Julien Kirch, le 28 février 2020

Cet article est un peu la suite de celui-ci. Mon objectif est de mettre au clair quelques idées, sans avoir de thèse précise à défendre.

Une méthode

Soit une méthode :

# @param [classe] param1
# @param [String] param2
# @return [Array<Boolean>]
def fait_quelque_chose(param1, param2)
  # Fait le truc machin
  if blabla bla
    bla bli bla
    # …
  end
  blu = param1.stonk()
  # …
  # …

  # S'occupe du bidule
  yada yad yada
  while blu
    yada yada
    # …
    # …
  end

  # On termine par le truc
  result = param2.map do |element|
    element.poke
    # …
    # …
  end
  result
end

Dans cette méthode il y a plusieurs blocs de code qui font des choses différentes dans le but de rendre un service unique, sans qu’il soit possible de factoriser de code entre les blocs.

Les blocs de code sont chacun accompagnés d’un commentaire indiquant ce qu’ils font.
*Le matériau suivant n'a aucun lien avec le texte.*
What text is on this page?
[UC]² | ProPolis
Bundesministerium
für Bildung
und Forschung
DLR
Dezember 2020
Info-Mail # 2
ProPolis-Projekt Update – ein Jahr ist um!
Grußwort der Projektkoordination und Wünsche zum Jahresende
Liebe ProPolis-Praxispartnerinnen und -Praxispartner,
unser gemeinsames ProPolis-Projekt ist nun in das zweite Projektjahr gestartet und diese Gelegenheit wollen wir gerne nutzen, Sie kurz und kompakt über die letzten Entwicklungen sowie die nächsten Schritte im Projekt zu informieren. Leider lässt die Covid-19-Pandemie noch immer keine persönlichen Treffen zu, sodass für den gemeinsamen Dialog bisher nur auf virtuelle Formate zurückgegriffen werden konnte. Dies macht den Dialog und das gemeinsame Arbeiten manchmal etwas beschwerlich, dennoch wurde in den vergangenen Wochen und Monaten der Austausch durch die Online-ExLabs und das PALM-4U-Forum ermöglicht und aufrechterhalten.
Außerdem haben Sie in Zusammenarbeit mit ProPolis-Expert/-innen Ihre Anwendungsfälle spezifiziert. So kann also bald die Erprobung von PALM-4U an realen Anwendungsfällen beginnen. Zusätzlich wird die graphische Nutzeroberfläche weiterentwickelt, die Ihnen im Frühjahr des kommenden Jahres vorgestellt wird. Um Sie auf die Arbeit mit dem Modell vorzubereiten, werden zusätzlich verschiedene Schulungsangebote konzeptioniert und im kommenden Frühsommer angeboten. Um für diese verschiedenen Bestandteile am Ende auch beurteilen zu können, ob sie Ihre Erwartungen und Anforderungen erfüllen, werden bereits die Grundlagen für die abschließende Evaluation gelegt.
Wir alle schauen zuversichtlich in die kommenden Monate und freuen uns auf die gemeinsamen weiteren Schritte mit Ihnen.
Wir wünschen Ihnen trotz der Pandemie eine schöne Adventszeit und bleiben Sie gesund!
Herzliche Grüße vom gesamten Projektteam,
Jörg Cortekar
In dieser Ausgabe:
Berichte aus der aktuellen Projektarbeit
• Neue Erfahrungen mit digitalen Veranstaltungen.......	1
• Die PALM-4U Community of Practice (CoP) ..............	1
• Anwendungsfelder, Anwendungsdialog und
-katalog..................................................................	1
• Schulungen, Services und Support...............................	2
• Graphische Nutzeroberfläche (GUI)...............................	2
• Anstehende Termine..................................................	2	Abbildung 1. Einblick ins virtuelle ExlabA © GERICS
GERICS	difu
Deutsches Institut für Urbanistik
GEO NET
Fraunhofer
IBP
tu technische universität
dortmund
Quand on regarde le code de la méthode, j’ai l’impression qu’il est facile de suivre ce qui se passe d’après la structure du code. Pour moi il est facile de passer d’un niveau macro où on regarde les commentaires à un niveau micro où on regarde le contenu de chaque bloc.
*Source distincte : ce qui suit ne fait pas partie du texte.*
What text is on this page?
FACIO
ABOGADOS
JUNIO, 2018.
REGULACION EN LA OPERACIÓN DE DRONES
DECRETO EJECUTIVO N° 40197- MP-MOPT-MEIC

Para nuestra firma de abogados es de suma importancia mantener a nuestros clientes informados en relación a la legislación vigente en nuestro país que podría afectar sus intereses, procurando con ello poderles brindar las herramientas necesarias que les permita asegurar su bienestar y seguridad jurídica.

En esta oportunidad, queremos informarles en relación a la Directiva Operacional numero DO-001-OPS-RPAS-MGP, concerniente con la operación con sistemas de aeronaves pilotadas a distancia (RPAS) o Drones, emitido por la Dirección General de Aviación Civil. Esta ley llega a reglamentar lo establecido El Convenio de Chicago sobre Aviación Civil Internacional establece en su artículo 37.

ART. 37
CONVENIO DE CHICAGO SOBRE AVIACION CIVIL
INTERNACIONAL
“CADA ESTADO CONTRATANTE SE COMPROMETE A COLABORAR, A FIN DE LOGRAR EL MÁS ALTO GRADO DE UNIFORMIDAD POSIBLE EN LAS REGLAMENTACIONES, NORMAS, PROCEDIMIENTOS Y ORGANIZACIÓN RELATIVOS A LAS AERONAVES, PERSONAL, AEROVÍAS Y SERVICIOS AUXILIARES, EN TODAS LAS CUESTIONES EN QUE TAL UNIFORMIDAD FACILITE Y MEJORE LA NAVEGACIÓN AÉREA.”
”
Certains langages comme C, C++, Java ou JavaScript fournissent même un moyen syntaxique d’isoler des blocs de code, par exemple pour limiter la portée des variables locales :

fait_quelque_chose(param1, param2) {
  {
    // Fait le truc machin
  }
  {
    // S'occupe du bidule
  }
  {
    // On termine par le truc
  }
}

Pour moi, il faut se poser des questions quand la méthode devient tellement longue que la parcourir devient inconfortable.

Quatre méthodes

Il est possible de réorganiser ce code ainsi :

# @param [classe] param1
# @param [String] param2
# @return [Array<Boolean>]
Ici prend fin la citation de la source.